Over de actualiteit van prof. mr. B.M. Telders

Geschreven door Niels Blokker op 25-03-2022

Waarom moeten studenten van onze rechtenfaculteit, lezers van NOVUM, weten wie prof. mr. B.M. Telders was? Waarom is er een plaquette te zien op de gevel van Rapenburg 45 met daarop zijn naam, geboortejaar en jaar van overlijden? Waarom is hij afgebeeld in de glas in lood ramen van het Groot Auditorium in ons Academiegebouw? Waarom is kortgeleden het Klein Auditorium in datzelfde Academiegebouw naar hem vernoemd? De Leidse Universiteit heeft in haar lange bestaan diverse beroemde hoogleraren internationaal recht gehad, maar waarom is ons volkenrechtelijk dispuut juist naar Telders genoemd? Waarom is een prestigieuze Europese pleitwedstrijd naar hem genoemd (die al sinds 1977 bestaat, en waarbij tegenwoordig teams uit meer dan 20 landen jaarlijks op hoog niveau een internationaalrechtelijke casus bepleiten)? Waarom wordt op 2 april a.s. in het Academiegebouw een symposium gewijd aan Telders? Waarom is het leerzaam juist in het licht van de huidige oorlog in Oekraïne stil te staan bij zijn daden en geschriften?

Binnen het bestek van deze korte bijdrage ga ik antwoord geven op al deze vragen, in de hoop dat dit studenten zal inspireren om zich verder te verdiepen in de persoon en het werk van Telders.
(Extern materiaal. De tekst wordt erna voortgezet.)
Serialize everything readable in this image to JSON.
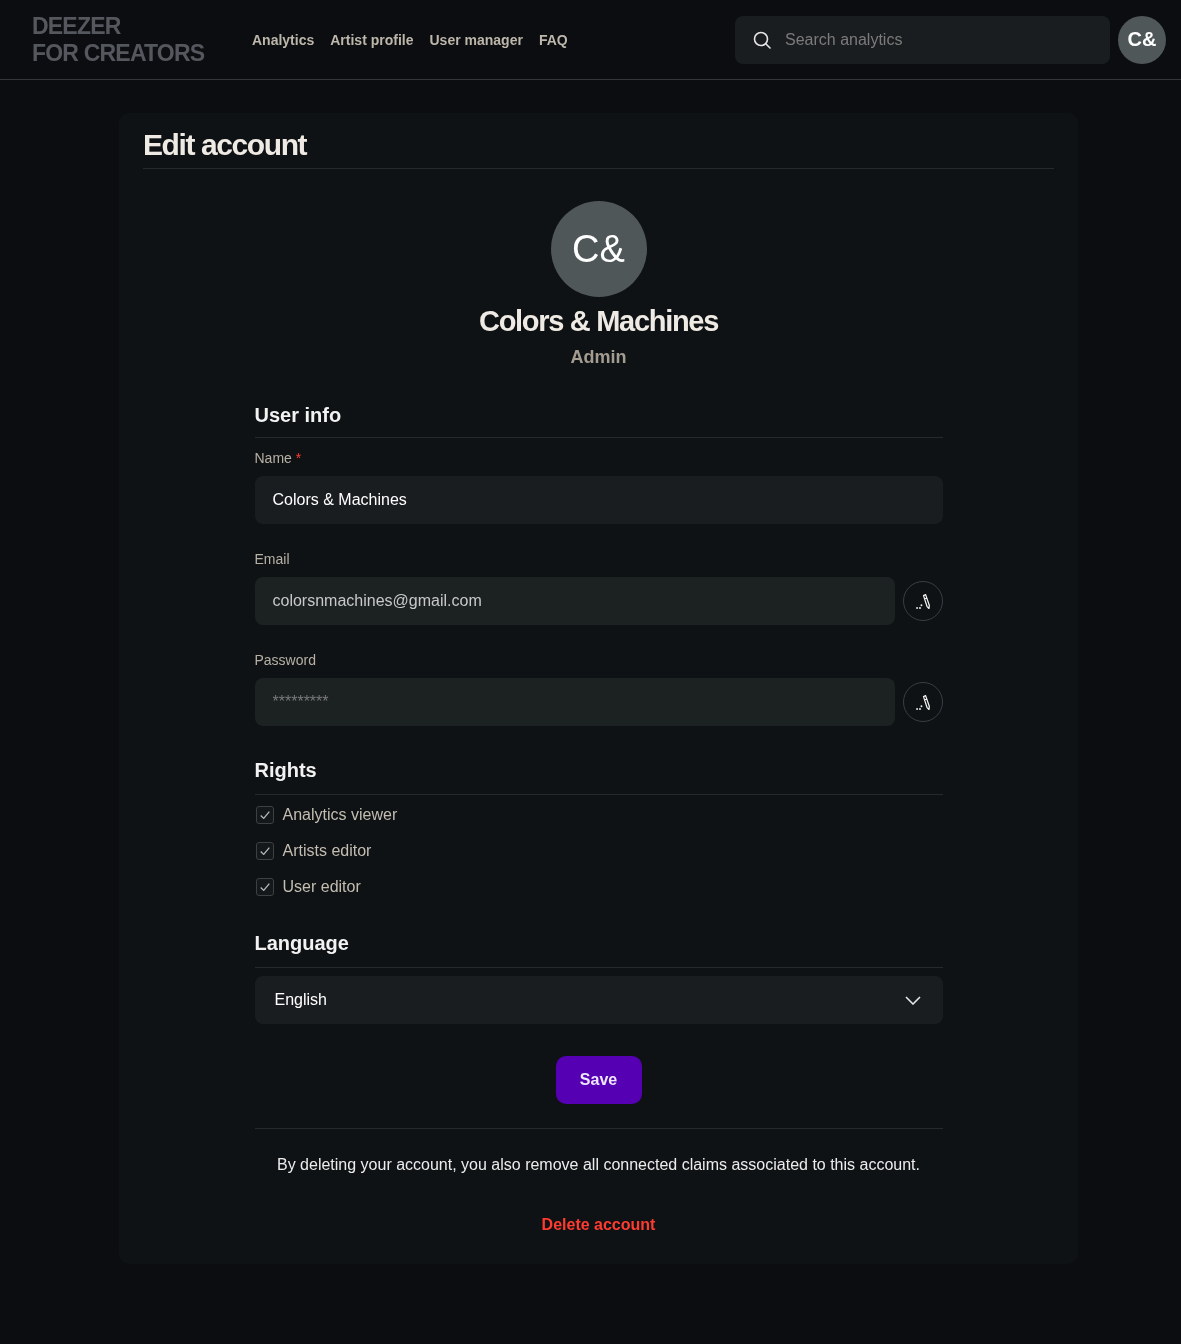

Eerst enkele feiten. Benjamin (‘Ben’) Marius Telders werd op 19 maart 1903 geboren in Den Haag. Zijn vader Willem Albert Telders was een bekende Haagse advocaat. Ben was al vroeg een gretig lezer en kon goed leren. Zijn broer (Ir. C.S. (Carel) Telders) schreef later: “[h]et is merkwaardig, dat zijn uiterlijk deze bijzondere intelligentie eigenlijk niet weerspiegelde”. Hij memoreert dat een moeder van een ander kind bij de poort van de lagere school op meewarige toon aan Telders’ moeder vroeg: “Kan uw zoontje wel goed mee?”. Ben kon héél goed mee! Hij behoorde tot de beste leerlingen van het Gymnasium Haganum aan de Laan van Meerdervoort. Ook ontpopten zich daar zijn leiderschapstalenten: in de vijfde klas werd hij gekozen tot voorzitter van de Gymnasiasten Bond. Na zijn eindexamen in 1921 ging hij rechten studeren in Leiden. Het grootste gedeelte van zijn studietijd woonde hij aan de Groenhovenstraat 13. Hij studeerde in 1926 af, en promoveerde ruim een jaar later (!) bij prof. van Eysinga op het proefschrift Staat en Volkenrecht, proeve van rechtvaardiging van Hegel’s volkenrechtsleer. Hierna trad Ben toe tot het kantoor van zijn vader, waar hij actief werd in de cassatiepraktijk en veel octrooizaken behandelde.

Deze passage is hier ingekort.